The Social Security numbers of many big-shot business executives were exposed online by an Iowa government Web site.

More than 2,000 Social Security numbers belonging to top executives and directors were posted as part of corporate reports filed with the state before 2000, according to an article in The Des Moines Register Saturday.

The Web site, which the state shut down Friday, also included personal information on executives from outside Iowa. The state was notified about the exposure by the Register, which was told of the matter by privacy advocates.

Iowa's secretary of state, Michael Mauro, told the paper that the personal information was posted unintentionally. "There's nobody out there in the government sector, either the secretary or the governor, who is out there intentionally making information available to the public," he said.

The article noted that this is the second time in less than a year that Iowa has been caught posting Social Security numbers online. The earlier incident involved Social Security numbers found on the state's land records Web site.

The problem is primarily with older records, predating a state law that took effect in 2002, barring the use of Social Security numbers on government records. Before the law took effect, many businesses put Social Security numbers on forms voluntarily, in part because people were less concerned about identity theft then, the article said.

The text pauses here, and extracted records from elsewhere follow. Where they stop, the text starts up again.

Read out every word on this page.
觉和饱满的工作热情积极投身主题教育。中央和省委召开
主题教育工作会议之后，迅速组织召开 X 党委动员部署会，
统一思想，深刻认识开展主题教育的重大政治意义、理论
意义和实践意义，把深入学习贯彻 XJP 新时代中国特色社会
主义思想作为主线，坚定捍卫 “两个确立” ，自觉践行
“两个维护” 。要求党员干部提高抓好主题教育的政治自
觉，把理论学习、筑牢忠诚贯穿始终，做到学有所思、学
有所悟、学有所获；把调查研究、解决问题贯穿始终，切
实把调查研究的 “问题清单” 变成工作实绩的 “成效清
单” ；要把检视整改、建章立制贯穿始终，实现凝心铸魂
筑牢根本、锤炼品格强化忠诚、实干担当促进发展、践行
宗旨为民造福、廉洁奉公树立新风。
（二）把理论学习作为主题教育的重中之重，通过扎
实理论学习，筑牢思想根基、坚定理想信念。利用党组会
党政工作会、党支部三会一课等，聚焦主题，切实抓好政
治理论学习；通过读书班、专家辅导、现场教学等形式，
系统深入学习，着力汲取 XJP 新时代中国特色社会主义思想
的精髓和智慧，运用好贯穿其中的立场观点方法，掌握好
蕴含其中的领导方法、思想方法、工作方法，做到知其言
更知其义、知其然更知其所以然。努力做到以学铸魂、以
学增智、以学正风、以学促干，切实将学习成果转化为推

A laptop stolen from a government contractor has put 131,000 soldiers at risk of identity theft, the Bangor (Maine) Daily News reported Tuesday.

The affected individuals were enrolled in a bonus incentives program, and the laptop was stolen at a conference, Peter Rogers, the deputy commissioner of Maine's Department of Defense, Veterans and Emergency Management, told the paper.

"We have to assume that the information can be used to steal someone's identity," Rogers said.

The department is mailing letters to 766 members of the Maine Army National Guard, and more letters will be sent out as more affected soldiers are identified.

Sen. Susan Collins of Maine told the paper that government contractors should be aware that they are "stewards of large amounts of personal data on law-abiding citizens and that they must guard this information wisely or lose people's trust."

Hacked.Gov

The Web sites of at least 18 members of the House of Representatives were hacked into and altered this month.

The incident may serve as a lesson on password security — the affected pages were assigned to representatives who never changed their default passwords, according to GovTrends, the Web design company that hosts the House.gov pages. Another possibility is that the sites were attacked through a flaw in the Web server configurations, The Washington Post's Brian Krebs reported Aug. 6 and Aug. 7 in his "Security Fix" column.

Parts of the members' pages were replaced with the message "H4ck3d by 3n_byt3 @ Indonesia H4ck3rs." Among those affected were Republicans Duncan Hunter of California and Spencer Bachus of Alabama; as well as Democrat Jesse L. Jackson Jr. of Illinois.

Ab Emam, the founder of GovTrends, said that the default passwords assigned to each page were not considered strong. "Most of these passwords could be guessed; they were obvious," he said.

However, Gary Warner, the director of research in computer forensics at the University of Alabama at Birmingham, suggested that the Web server might have been attacked.

Jeff Ventura, a spokesman for the House's chief administrative officer, called the incident "digital graffiti" and said no sensitive data was exposed. "Over the last year the House has continued aggressively fortifying its security systems," he told the Post. "These improvements to our systems resulted in the swift identification of the site defacements."

Security Watch is a weekly roundup of news and developments in data security and their impact on financial services companies.